Talvez receosa de eliminar dois concorrentes fortes faltando mais de um mês para o final da temporada, a emissora resolveu ouvir Dania. Chamada ao confessionário, a moça confirmou que não se incomodou com absolutamente nada e que estavam todos muito "borrachos". Admitiu que Sapato lhe roubara um beijo, quase um selinho, e sequer se lembrava da mão boba de Guimê.
No final da tarde, patrocinadores do programa começaram a postar que não concordavam com nenhum tipo de assédio sexual. A pressão sobre a Globo aumentou ainda mais. Então, a emissora decidiu pela expulsão dos rapazes.
Mas, ao contrário de outras expulsões, que ocorriam durante a tarde e de forma bem discreta, esta foi ao vivo, diante de todos os participantes. Comercialmente é uma decisão compreensível: o BBB 23 vem alcançando índices de audiência inferiores aos das edições anteriores, e um drama desses se desenrolando em tempo real no horário nobre é um chamariz irresistível para o público.

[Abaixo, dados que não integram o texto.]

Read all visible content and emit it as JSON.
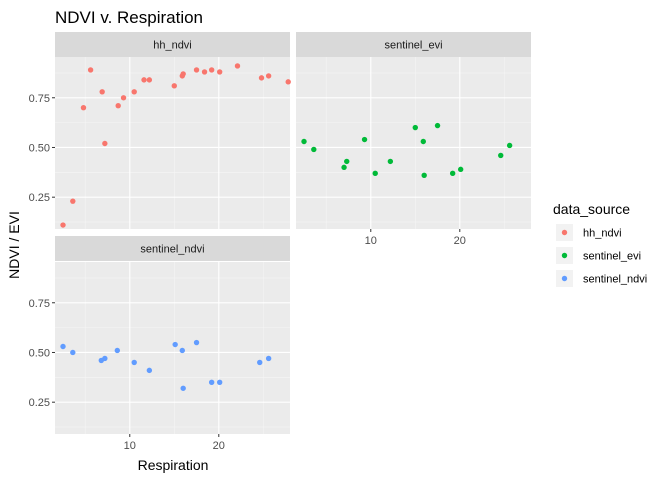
{
  "chart_data": {
    "type": "scatter",
    "title": "NDVI v. Respiration",
    "xlabel": "Respiration",
    "ylabel": "NDVI / EVI",
    "xlim": [
      1.6,
      28.0
    ],
    "ylim": [
      0.09,
      0.955
    ],
    "x_ticks": [
      10,
      20
    ],
    "y_ticks": [
      0.25,
      0.5,
      0.75
    ],
    "y_tick_labels": [
      "0.25",
      "0.50",
      "0.75"
    ],
    "grid": true,
    "legend": {
      "title": "data_source",
      "position": "right"
    },
    "series": [
      {
        "name": "hh_ndvi",
        "color": "#F8766D",
        "points": [
          [
            2.5,
            0.11
          ],
          [
            3.6,
            0.23
          ],
          [
            4.8,
            0.7
          ],
          [
            5.6,
            0.89
          ],
          [
            6.9,
            0.78
          ],
          [
            7.2,
            0.52
          ],
          [
            8.7,
            0.71
          ],
          [
            9.3,
            0.75
          ],
          [
            10.5,
            0.78
          ],
          [
            11.6,
            0.84
          ],
          [
            12.2,
            0.84
          ],
          [
            15.0,
            0.81
          ],
          [
            15.9,
            0.86
          ],
          [
            16.0,
            0.87
          ],
          [
            17.5,
            0.89
          ],
          [
            18.4,
            0.88
          ],
          [
            19.2,
            0.89
          ],
          [
            20.1,
            0.88
          ],
          [
            22.1,
            0.91
          ],
          [
            24.8,
            0.85
          ],
          [
            25.6,
            0.86
          ],
          [
            27.8,
            0.83
          ]
        ]
      },
      {
        "name": "sentinel_evi",
        "color": "#00BA38",
        "points": [
          [
            2.5,
            0.53
          ],
          [
            3.6,
            0.49
          ],
          [
            7.0,
            0.4
          ],
          [
            7.3,
            0.43
          ],
          [
            9.3,
            0.54
          ],
          [
            10.5,
            0.37
          ],
          [
            12.2,
            0.43
          ],
          [
            15.0,
            0.6
          ],
          [
            15.9,
            0.53
          ],
          [
            16.0,
            0.36
          ],
          [
            17.5,
            0.61
          ],
          [
            19.2,
            0.37
          ],
          [
            20.1,
            0.39
          ],
          [
            24.6,
            0.46
          ],
          [
            25.6,
            0.51
          ]
        ]
      },
      {
        "name": "sentinel_ndvi",
        "color": "#619CFF",
        "points": [
          [
            2.5,
            0.53
          ],
          [
            3.6,
            0.5
          ],
          [
            6.8,
            0.46
          ],
          [
            7.2,
            0.47
          ],
          [
            8.6,
            0.51
          ],
          [
            10.5,
            0.45
          ],
          [
            12.2,
            0.41
          ],
          [
            15.1,
            0.54
          ],
          [
            15.9,
            0.51
          ],
          [
            16.0,
            0.32
          ],
          [
            17.5,
            0.55
          ],
          [
            19.2,
            0.35
          ],
          [
            20.1,
            0.35
          ],
          [
            24.6,
            0.45
          ],
          [
            25.6,
            0.47
          ]
        ]
      }
    ],
    "panels": [
      {
        "label": "hh_ndvi",
        "series": "hh_ndvi",
        "show_y_axis": true,
        "show_x_axis": false
      },
      {
        "label": "sentinel_evi",
        "series": "sentinel_evi",
        "show_y_axis": false,
        "show_x_axis": true
      },
      {
        "label": "sentinel_ndvi",
        "series": "sentinel_ndvi",
        "show_y_axis": true,
        "show_x_axis": true
      }
    ]
  }
}
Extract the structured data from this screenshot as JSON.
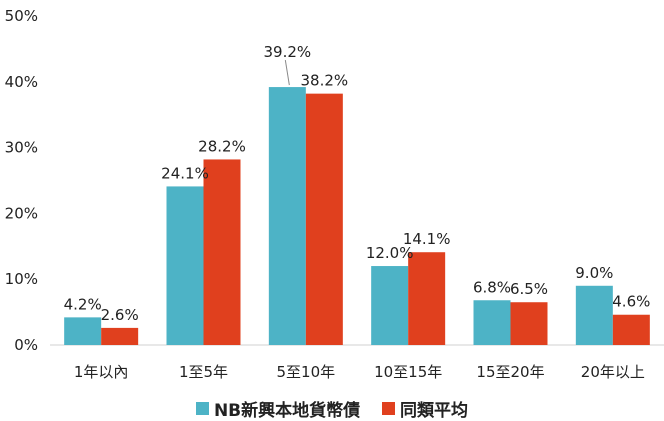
{
  "chart_data": {
    "type": "bar",
    "title": "",
    "xlabel": "",
    "ylabel": "",
    "ylim": [
      0,
      50
    ],
    "yticks": [
      "0%",
      "10%",
      "20%",
      "30%",
      "40%",
      "50%"
    ],
    "ytick_values": [
      0,
      10,
      20,
      30,
      40,
      50
    ],
    "categories": [
      "1年以內",
      "1至5年",
      "5至10年",
      "10至15年",
      "15至20年",
      "20年以上"
    ],
    "series": [
      {
        "name": "NB新興本地貨幣債",
        "color": "#4db3c6",
        "values": [
          4.2,
          24.1,
          39.2,
          12.0,
          6.8,
          9.0
        ],
        "labels": [
          "4.2%",
          "24.1%",
          "39.2%",
          "12.0%",
          "6.8%",
          "9.0%"
        ]
      },
      {
        "name": "同類平均",
        "color": "#e0401e",
        "values": [
          2.6,
          28.2,
          38.2,
          14.1,
          6.5,
          4.6
        ],
        "labels": [
          "2.6%",
          "28.2%",
          "38.2%",
          "14.1%",
          "6.5%",
          "4.6%"
        ]
      }
    ],
    "legend_position": "bottom",
    "grid": false
  }
}
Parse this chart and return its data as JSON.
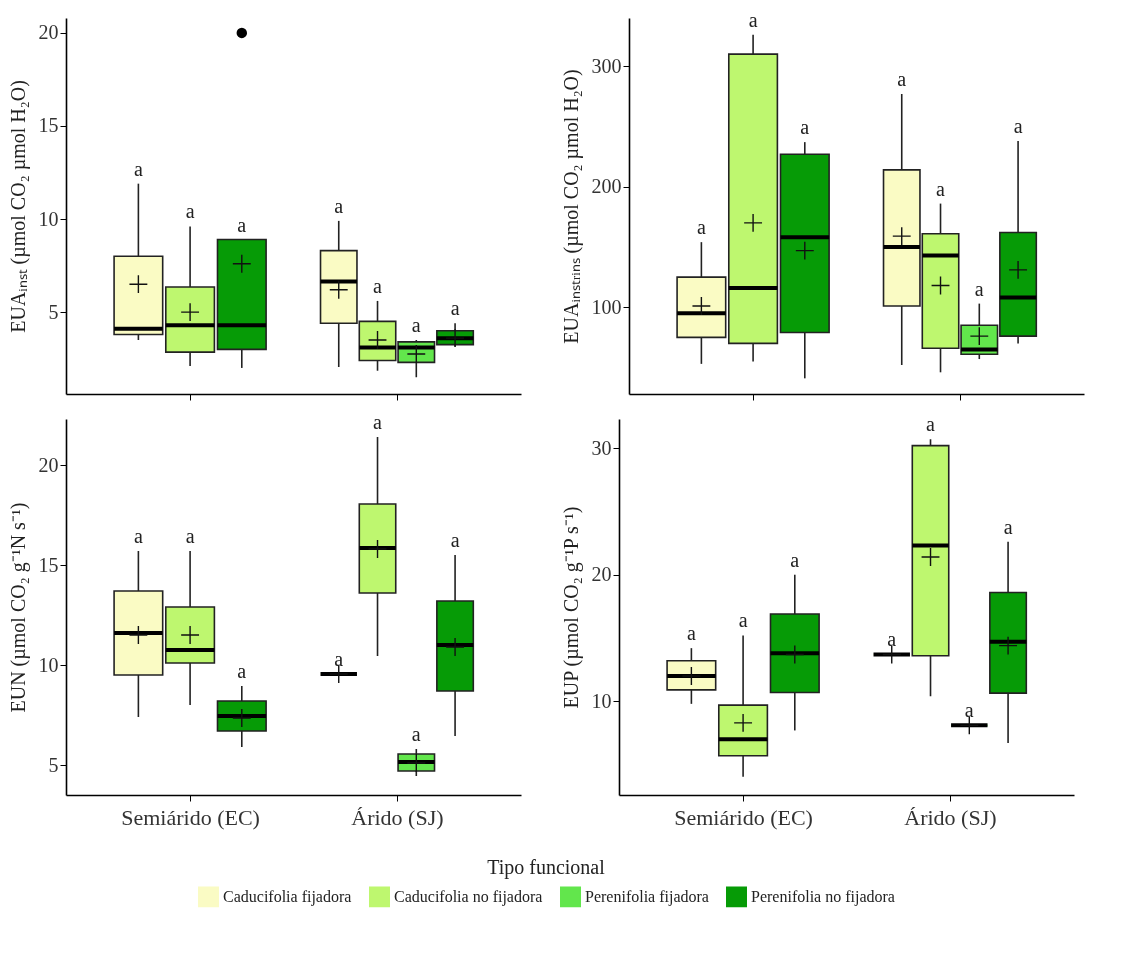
{
  "chart_data": [
    {
      "type": "box",
      "ylabel": "EUAᵢₙₛₜ (µmol CO₂ µmol H₂O)",
      "categories": [
        "Semiárido (EC)",
        "Árido (SJ)"
      ],
      "ylim": [
        0.6,
        20.8
      ],
      "yticks": [
        5,
        10,
        15,
        20
      ],
      "tick_labels": "y",
      "legend": "bottom",
      "marker": "cross",
      "series": [
        {
          "name": "Caducifolia fijadora",
          "color": "#fafbc4",
          "boxes": [
            {
              "low": 3.5,
              "q1": 3.8,
              "median": 4.1,
              "q3": 8.0,
              "high": 11.9,
              "mean": 6.5
            },
            {
              "low": 2.05,
              "q1": 4.4,
              "median": 6.65,
              "q3": 8.3,
              "high": 9.9,
              "mean": 6.2
            }
          ]
        },
        {
          "name": "Caducifolia no fijadora",
          "color": "#bef76f",
          "boxes": [
            {
              "low": 2.1,
              "q1": 2.85,
              "median": 4.3,
              "q3": 6.35,
              "high": 9.6,
              "mean": 5.0
            },
            {
              "low": 1.85,
              "q1": 2.4,
              "median": 3.1,
              "q3": 4.5,
              "high": 5.6,
              "mean": 3.5
            }
          ]
        },
        {
          "name": "Perenifolia fijadora",
          "color": "#62e64c",
          "boxes": [
            null,
            {
              "low": 1.5,
              "q1": 2.3,
              "median": 3.1,
              "q3": 3.4,
              "high": 3.5,
              "mean": 2.75
            }
          ]
        },
        {
          "name": "Perenifolia no fijadora",
          "color": "#069b06",
          "boxes": [
            {
              "low": 2.0,
              "q1": 3.0,
              "median": 4.3,
              "q3": 8.9,
              "high": 8.9,
              "mean": 7.6,
              "outliers": [
                20
              ]
            },
            {
              "low": 3.15,
              "q1": 3.25,
              "median": 3.6,
              "q3": 4.0,
              "high": 4.4,
              "mean": 3.6
            }
          ]
        }
      ],
      "annotations": [
        "a",
        "a",
        "a",
        "a",
        "a",
        "a",
        "a"
      ]
    },
    {
      "type": "box",
      "ylabel": "EUAᵢₙₛₜᵣᵢₙₛ (µmol CO₂ µmol H₂O)",
      "categories": [
        "Semiárido (EC)",
        "Árido (SJ)"
      ],
      "ylim": [
        28,
        340
      ],
      "yticks": [
        100,
        200,
        300
      ],
      "tick_labels": "y",
      "legend": "bottom",
      "marker": "cross",
      "series": [
        {
          "name": "Caducifolia fijadora",
          "color": "#fafbc4",
          "boxes": [
            {
              "low": 53,
              "q1": 75,
              "median": 95,
              "q3": 125,
              "high": 154,
              "mean": 101
            },
            {
              "low": 52,
              "q1": 101,
              "median": 150,
              "q3": 214,
              "high": 277,
              "mean": 159
            }
          ]
        },
        {
          "name": "Caducifolia no fijadora",
          "color": "#bef76f",
          "boxes": [
            {
              "low": 55,
              "q1": 70,
              "median": 116,
              "q3": 310,
              "high": 326,
              "mean": 170
            },
            {
              "low": 46,
              "q1": 66,
              "median": 143,
              "q3": 161,
              "high": 186,
              "mean": 118
            }
          ]
        },
        {
          "name": "Perenifolia fijadora",
          "color": "#62e64c",
          "boxes": [
            null,
            {
              "low": 57,
              "q1": 61,
              "median": 65,
              "q3": 85,
              "high": 103,
              "mean": 76
            }
          ]
        },
        {
          "name": "Perenifolia no fijadora",
          "color": "#069b06",
          "boxes": [
            {
              "low": 41,
              "q1": 79,
              "median": 158,
              "q3": 227,
              "high": 237,
              "mean": 147
            },
            {
              "low": 70,
              "q1": 76,
              "median": 108,
              "q3": 162,
              "high": 238,
              "mean": 131
            }
          ]
        }
      ],
      "annotations": [
        "a",
        "a",
        "a",
        "a",
        "a",
        "a",
        "a"
      ]
    },
    {
      "type": "box",
      "ylabel": "EUN (µmol CO₂ g⁻¹N s⁻¹)",
      "categories": [
        "Semiárido (EC)",
        "Árido (SJ)"
      ],
      "ylim": [
        3.5,
        22.3
      ],
      "yticks": [
        5,
        10,
        15,
        20
      ],
      "legend": "bottom",
      "marker": "cross",
      "series": [
        {
          "name": "Caducifolia fijadora",
          "color": "#fafbc4",
          "boxes": [
            {
              "low": 7.4,
              "q1": 9.5,
              "median": 11.6,
              "q3": 13.7,
              "high": 15.7,
              "mean": 11.5
            },
            {
              "low": 9.55,
              "q1": 9.55,
              "median": 9.55,
              "q3": 9.55,
              "high": 9.55,
              "mean": 9.55
            }
          ]
        },
        {
          "name": "Caducifolia no fijadora",
          "color": "#bef76f",
          "boxes": [
            {
              "low": 8.0,
              "q1": 10.1,
              "median": 10.75,
              "q3": 12.9,
              "high": 15.7,
              "mean": 11.5
            },
            {
              "low": 10.45,
              "q1": 13.6,
              "median": 15.85,
              "q3": 18.05,
              "high": 21.4,
              "mean": 15.8
            }
          ]
        },
        {
          "name": "Perenifolia fijadora",
          "color": "#62e64c",
          "boxes": [
            null,
            {
              "low": 4.45,
              "q1": 4.7,
              "median": 5.15,
              "q3": 5.55,
              "high": 5.8,
              "mean": 5.1
            }
          ]
        },
        {
          "name": "Perenifolia no fijadora",
          "color": "#069b06",
          "boxes": [
            {
              "low": 5.9,
              "q1": 6.7,
              "median": 7.45,
              "q3": 8.2,
              "high": 8.95,
              "mean": 7.35
            },
            {
              "low": 6.45,
              "q1": 8.7,
              "median": 11.0,
              "q3": 13.2,
              "high": 15.5,
              "mean": 10.9
            }
          ]
        }
      ],
      "annotations": [
        "a",
        "a",
        "a",
        "a",
        "a",
        "a",
        "a"
      ]
    },
    {
      "type": "box",
      "ylabel": "EUP (µmol CO₂ g⁻¹P s⁻¹)",
      "categories": [
        "Semiárido (EC)",
        "Árido (SJ)"
      ],
      "ylim": [
        2.6,
        32.3
      ],
      "yticks": [
        10,
        20,
        30
      ],
      "legend": "bottom",
      "legend_title": "Tipo funcional",
      "marker": "cross",
      "series": [
        {
          "name": "Caducifolia fijadora",
          "color": "#fafbc4",
          "boxes": [
            {
              "low": 9.8,
              "q1": 10.9,
              "median": 12.0,
              "q3": 13.2,
              "high": 14.2,
              "mean": 12.0
            },
            {
              "low": 13.7,
              "q1": 13.7,
              "median": 13.7,
              "q3": 13.7,
              "high": 13.7,
              "mean": 13.7
            }
          ]
        },
        {
          "name": "Caducifolia no fijadora",
          "color": "#bef76f",
          "boxes": [
            {
              "low": 4.05,
              "q1": 5.7,
              "median": 7.0,
              "q3": 9.7,
              "high": 15.2,
              "mean": 8.3
            },
            {
              "low": 10.4,
              "q1": 13.6,
              "median": 22.3,
              "q3": 30.2,
              "high": 30.7,
              "mean": 21.4
            }
          ]
        },
        {
          "name": "Perenifolia fijadora",
          "color": "#62e64c",
          "boxes": [
            null,
            {
              "low": 8.1,
              "q1": 8.1,
              "median": 8.1,
              "q3": 8.1,
              "high": 8.1,
              "mean": 8.1
            }
          ]
        },
        {
          "name": "Perenifolia no fijadora",
          "color": "#069b06",
          "boxes": [
            {
              "low": 7.7,
              "q1": 10.7,
              "median": 13.8,
              "q3": 16.9,
              "high": 20.0,
              "mean": 13.7
            },
            {
              "low": 6.7,
              "q1": 10.65,
              "median": 14.7,
              "q3": 18.6,
              "high": 22.6,
              "mean": 14.4
            }
          ]
        }
      ],
      "annotations": [
        "a",
        "a",
        "a",
        "a",
        "a",
        "a",
        "a"
      ]
    }
  ]
}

Mesmo assim, a coisa foi mal conduzida. O apresentador Tadeu Schmidt fez um discurso duro, mas não deu maiores esclarecimentos. Não foram exibidos para os brothers as cenas de assédio. Resultado: Sapato e Guimê ficaram pasmos, sem entender o que fizeram de tão mal, e Dania desatou num choro convulso, sentindo-se culpada pela eliminação dos dois.
Esse pranto também é reflexo do machismo reinante na sociedade, que condiciona a mulher a se sentir responsável por tudo de ruim que acontece. Dania foi a vítima, e fez o que pode para repelir seus assediadores. No confessionário, admitiu que não estava incomodada e que queria continuar no BBB. Mas só este depoimento não vale: Guimê e Sapato realmente cometeram assédio sexual, e não há pano que apague esse delito.
Depois que os dois saíram, o restante da casa estava arrasado, sem a menor disposição para nada. Mesmo assim, Tadeu insistiu que fosse disputada a Prova do Líder. O patrocinador deve ter experimentado emoções opostas. Por um lado, sua ação de merchandising foi ao ar numa noite de grande audiência. Por outro, o desânimo contagiante contrastava com as promessas de felicidade material prometidas pela marca. Bruna Griphao, a vencedora, sequer vibrou ao receber um cheque de R$ 100 mil.
A Globo fez bem em realizar essa prova num momento de grande tensão? Por um lado, há o contrato assinado com o anunciante, com multas previstas. Por outro, o desgaste de imagem para a emissora, que também respinga nos patrocinadores. A sensação que passou para muita gente foi a de uma ganância insaciável, aliada à condução atabalhoada de uma situação gravíssima.
Para completar, o episódio do Lady Night exibido logo em seguida tinha entre suas convidadas ninguém menos que a cantora Lexa, mulher de Guimê. Pegou mal nas redes sociais, a ponto de Tatá Werneck garantir no Twitter que perguntou a Lexa e à mãe desta se elas gostariam que fossem cortadas as menções a Guimê de seu talk show. Como elas deram sinal verde, o Lady Night foi ao ar em sua versão intacta. Bom para a audiência, ruim para a imagem da Globo.
Há que se elogiar a firmeza com que dois jogadores que descumpriram as regas do programa (e da vida...) foram sumariamente defenestrados. A sociedade está balada por casos como os dos jogadores Robinho e Daniel Alves, também ocorridos em ocasiões em que o álcool rolava solto, e não tem mais paciência para esses "meninos", mesmo com mais de 40 anos, que agem como se as mulheres estivessem aí para serem desfrutadas.
O mundo mudou e o BBB corre atrás. Aos trancos e barrancos, aos erros e acertos. Juntando as expulsões desta quinta (16) à bronca que o já eliminado Gabriel Fop levou logo no início da temporada, agora ficou claro qual é o grande tema dessa 23ª edição: o combate ao assédio sexual.